China’s president Xi Jiping travels on Friday to Argentina, and then to Venezuela and Cuba.

“The U.S. government clearly doesn’t like this, although it will not say much publicly,” said Mark Weisbrot, co-director of the Center for Economic and Policy Research.

“With a handful of rich allies, they have controlled the most important economic decision-making institutions for 70 years, including the IMF [International Monetary Fund], the World Bank, and more recently the G8 and the G20, and they wrote the rules for the WTO [World Trade Organisation],” Weisbrot told IPS.

The BRICS bank “is the first alternative where the rest of the world can have a voice.  Washington does not like competition,” he added.
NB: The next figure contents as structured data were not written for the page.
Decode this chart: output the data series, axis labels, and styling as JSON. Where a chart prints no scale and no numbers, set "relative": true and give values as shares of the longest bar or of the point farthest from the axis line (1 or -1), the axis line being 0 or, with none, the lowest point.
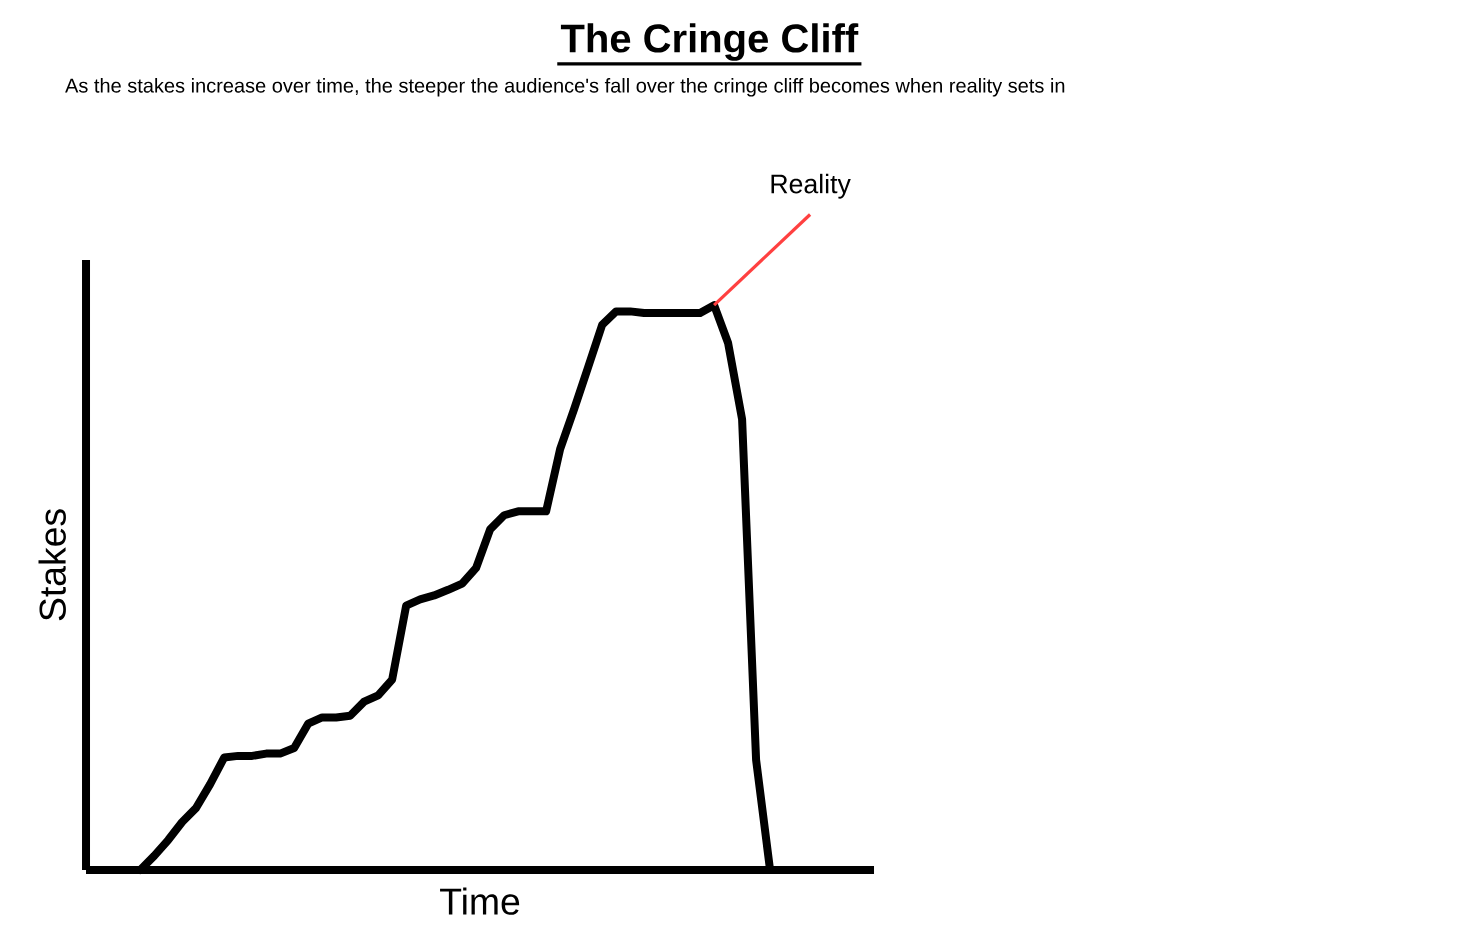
{
  "chart_data": {
    "type": "line",
    "title": "The Cringe Cliff",
    "subtitle": "As the stakes increase over time, the steeper the audience's fall over the cringe cliff becomes when reality sets in",
    "xlabel": "Time",
    "ylabel": "Stakes",
    "relative": true,
    "marker": "none",
    "line_style": "solid",
    "categories": [
      null,
      null,
      null,
      null,
      null,
      null,
      null,
      null,
      null,
      null,
      null,
      null,
      null,
      null,
      null,
      null,
      null,
      null,
      null,
      null,
      null,
      null,
      null,
      null,
      null,
      null,
      null,
      null,
      null,
      null,
      null,
      null,
      null,
      null,
      null,
      null,
      null,
      null,
      null,
      null,
      null,
      null,
      null,
      null,
      null,
      null
    ],
    "series": [
      {
        "color": "#000000",
        "values": [
          0,
          0.025,
          0.053,
          0.085,
          0.11,
          0.152,
          0.199,
          0.202,
          0.202,
          0.206,
          0.206,
          0.216,
          0.259,
          0.27,
          0.27,
          0.273,
          0.298,
          0.309,
          0.337,
          0.468,
          0.479,
          0.486,
          0.496,
          0.507,
          0.535,
          0.603,
          0.628,
          0.635,
          0.635,
          0.635,
          0.745,
          0.816,
          0.89,
          0.965,
          0.989,
          0.989,
          0.986,
          0.986,
          0.986,
          0.986,
          0.986,
          1,
          0.933,
          0.798,
          0.195,
          0
        ]
      }
    ],
    "annotations": [
      "Reality"
    ]
  }
}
However, the United States’ foreign priorities are elsewhere: Eastern Europe, Asia and the Middle East.

And with the exception of the migration crisis on its southern border and evergreen concerns about security and defence, Washington seems to have little in common with its Latin American neighbours.

“I wish they were really indifferent. But the truth is, they would like to get rid of all of the left governments in Latin America, and will take advantage of opportunities where they arise,” said Weisbrot.

Nevertheless, new actors and interests are operating in the region.

The Mercosur bloc (Argentina, Brazil, Paraguay and Uruguay) and the European Union are currently negotiating a trade agreement.

Colombia, Chile, México and Perú have joined forces in the Pacific Alliance, while the last three also joined negotiations to establish the Trans-Pacific Partnership.

In this scenario, the BRICS and their new financial institutions pose further questions about the ability of Latin America to overcome its traditional role of commodities supplier and to achieve real development.

“I don’t think that the BRICS alliance is going to get in the way of that,” said Weisbrot.

According to María José Romero, policy and advocacy manager with the European Network on Debt and Development (Eurodad), the need to “moderate extractive industries” could lead to “changes in the relationship with countries like China, which looks at this region largely as a grain basket.”

Romero, who attended civil society meetings held on the sidelines of the BRICS summit, is the author of “A private affair”, which analyses the growing influence of private interests in the development financial institutions and raises key warnings for the new BRICS banking system.

BRICS nations should be able “to promote a sustainable and inclusive development,” she told IPS, “one which takes into account the impacts and benefits for all within their societies and within the countries where they operate.”